My book released and there was so much enthusiasm and hope that the message would change the world and motivate more people to actively engage in the fight against human trafficking. I knew in my mind that injustice simply isn't turned on its head because of passionate truth-telling words. I knew in my mind that my book was simply an offering of what I had and that one book, one person, two passionate mothers could not take on the global evil of modern day slavery. But as I sit in my backyard watching my puppy sniff and search for a good piece of grass to dig up, I must admit, my heart still hoped it would. The book is still selling well and its message is getting out, but the excitement has waned and reality is sinking in. I know, I know, I know that one person, two people, even a group of mama bears cannot with their words, with their money, with their time, with their energy, change the hearts of those who exploit and enslave others for profit. But I think I still had hope they could. I know it will take thousands of ordinary people to rise up and and be willing to inconvenience themselves and do their part to put an end to slavery in our lifetime. I still truly believe it is possible, however, I now better understand what even I have been preaching "it is a marathon, not a sprint".

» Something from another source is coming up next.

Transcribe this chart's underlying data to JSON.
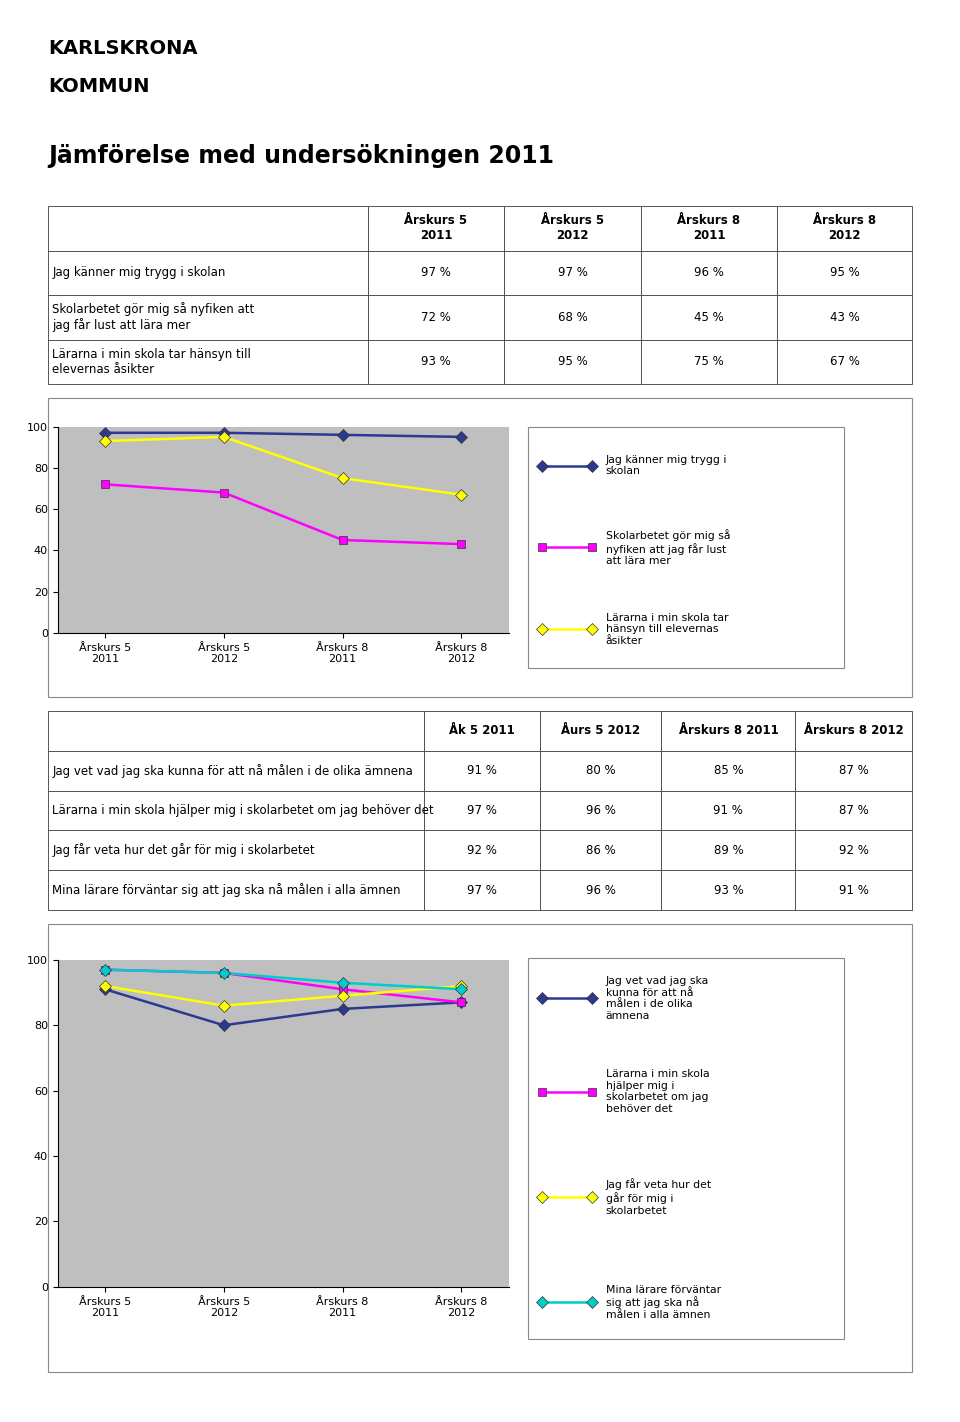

Ahh, deep breath. It is okay.
I know other abolitionist moms who have been in this season before. Some have been here for a long time. And I can only imagine those on the front lines rescuing a young girl one day just to hear that she was re-trafficked another. Or those attorneys and social workers who work tirelessly on behalf of others waiting months and years for their cases to be heard. And then there are the victims. How long must they endure enslavement and exploitation? How long must they wait for someone to hear their cry, to believe their story, to rescue them?
Justice is tedious. It requires steadfast focus. It requires resilience and perseverance. It requires strength. It requires determination.
And yet it is okay. As I type these words I know this is also true. It is okay to go through slumps, to get off the roller coaster ride of trying to make a difference, and simply sit in my backyard and breath. In this act of simply breathing I am uncomfortably aware I am not in control. I am not a world changer. I am humbled, painfully aware that I cannot break peoples' hearts to action. As I stare out to my very simple rectangle shaped backyard with its strip of grass and lemon tree, I am reminded I am not God. Only the God of the universe can break hearts that compel people to action. I know he is a loving and gracious God and I have never seen him force people to change. I have only witnessed God giving people choices. Sure experiences and circumstances happen to and around people which I think He can intervene, but how people respond to those situations He gives to them. I have known this first hand. This has been my experience.
I think this is my experience again. I am in a slump and it is okay...for now. But there will be a day - I would imagine soon, where I will have to decide to either stay in this slump or take a deep breath and continue on.
Writing my thoughts out is my first attempt to continue on.